C'est pour ça qu'elle a pu me dire "qu'elle avait fait semblant" quand en arrivant, ma mamie a dit qu'elle ne me reconnaissait pas quand ma mère lui a demandé, en lui disant bonjour, si elle savait qui j'étais. C'est qu'elle a encore de l'humour faut croire! Faire semblant de pas me reconnaître alors qu'elle souffre d’Alzheimer.

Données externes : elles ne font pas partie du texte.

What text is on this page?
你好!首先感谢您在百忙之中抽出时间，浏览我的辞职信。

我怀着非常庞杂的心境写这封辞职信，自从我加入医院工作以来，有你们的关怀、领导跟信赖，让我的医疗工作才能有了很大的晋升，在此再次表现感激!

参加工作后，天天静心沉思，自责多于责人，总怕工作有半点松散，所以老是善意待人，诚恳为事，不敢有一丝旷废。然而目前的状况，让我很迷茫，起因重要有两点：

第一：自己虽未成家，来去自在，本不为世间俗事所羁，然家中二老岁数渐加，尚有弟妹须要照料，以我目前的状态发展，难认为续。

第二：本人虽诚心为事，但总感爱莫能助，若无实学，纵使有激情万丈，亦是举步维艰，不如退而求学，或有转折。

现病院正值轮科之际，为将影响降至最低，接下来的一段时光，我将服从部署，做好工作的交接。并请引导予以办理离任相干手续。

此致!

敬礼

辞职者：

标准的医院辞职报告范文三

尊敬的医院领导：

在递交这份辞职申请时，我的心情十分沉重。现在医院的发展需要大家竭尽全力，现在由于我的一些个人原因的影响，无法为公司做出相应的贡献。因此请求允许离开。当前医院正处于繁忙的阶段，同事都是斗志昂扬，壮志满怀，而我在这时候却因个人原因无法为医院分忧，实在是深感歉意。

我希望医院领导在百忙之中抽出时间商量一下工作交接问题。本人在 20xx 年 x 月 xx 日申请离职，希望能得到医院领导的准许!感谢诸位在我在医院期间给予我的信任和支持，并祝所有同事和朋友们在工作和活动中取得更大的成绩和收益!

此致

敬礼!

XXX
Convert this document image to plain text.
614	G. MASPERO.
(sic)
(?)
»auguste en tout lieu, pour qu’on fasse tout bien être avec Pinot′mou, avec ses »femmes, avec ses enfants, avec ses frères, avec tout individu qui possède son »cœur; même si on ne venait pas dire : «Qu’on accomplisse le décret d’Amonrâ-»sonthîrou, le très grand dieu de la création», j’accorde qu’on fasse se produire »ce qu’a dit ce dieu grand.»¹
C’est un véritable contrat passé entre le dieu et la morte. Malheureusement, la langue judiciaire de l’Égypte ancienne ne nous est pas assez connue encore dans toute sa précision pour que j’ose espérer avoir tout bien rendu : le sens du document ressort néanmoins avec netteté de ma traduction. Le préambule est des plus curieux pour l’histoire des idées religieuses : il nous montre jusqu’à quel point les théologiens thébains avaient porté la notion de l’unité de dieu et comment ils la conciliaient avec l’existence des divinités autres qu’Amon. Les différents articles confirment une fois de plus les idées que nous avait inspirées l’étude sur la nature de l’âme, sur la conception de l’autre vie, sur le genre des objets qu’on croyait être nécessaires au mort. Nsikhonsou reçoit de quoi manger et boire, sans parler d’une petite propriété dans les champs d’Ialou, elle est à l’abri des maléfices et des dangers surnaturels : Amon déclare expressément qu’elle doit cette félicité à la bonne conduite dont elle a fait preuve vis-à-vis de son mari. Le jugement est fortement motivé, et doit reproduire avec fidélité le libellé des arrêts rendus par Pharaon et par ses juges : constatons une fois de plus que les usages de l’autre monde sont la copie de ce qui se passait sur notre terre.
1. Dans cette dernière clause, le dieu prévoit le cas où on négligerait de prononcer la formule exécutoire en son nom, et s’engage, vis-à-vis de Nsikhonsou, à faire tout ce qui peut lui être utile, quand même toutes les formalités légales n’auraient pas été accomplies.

Même moi j'aurais pas osé la faire celle là.


J'ai passé la majeure partie du moment qu'on a passé là bas à la regarder dans les yeux, en souriant. Elle sourit beaucoup. Elle ne parle pas.
Là tu donnerais n'importe quoi pour l'entendre te répéter la même anecdote trois fois en deux heures.


J'ai commencé à avoir les larmes aux yeux quand, regardant autour de moi, la tristesse du lieu et de ses autres pensionnaires m'a explosé en pleine gueule. Et savoir que ma mamie elle vit là, qu'elle va s'y éteindre, lentement, sans qu'on ne puisse rien y faire, ça m'anéantit.


Ça m'a fait repenser à un déclic que j'avais eu quelques jours plus tôt. Alors qu'on était avec l'Homme en train de se taper deux ou trois épisodes de Sons Of Anarchy, un épisode de la saison 3 m'a fait un effet qu'on ne s'attend pas à ressentir devant SAMCRO. Gemma, prend la décision de mettre son père en maison de retraite, et lorsque je l'ai vu, errer dans la salle commune, le soir de son arrivée, j'ai regardé l'Homme, qui m'a regardée au même moment, sentant que ça allait "me parler", j'ai retourné la tête vers l'écran et j'ai éclaté en sanglots. Un flot de larmes, bruyant et tremblant, comme je n'en avais pas évacué depuis très longtemps, parce que ça m'avait fait réaliser ce que je n'avais pas encore intégré: ma mamie, Alzheimer, la maison de retraite, et pas d'autre solution de que la mettre là jusqu'à ce qu'elle meure sans qu'elle ne se rende compte de son état, et qu'on ne puisse rien faire d'autre sinon pleurer en la regardant disparaître, petit à petit.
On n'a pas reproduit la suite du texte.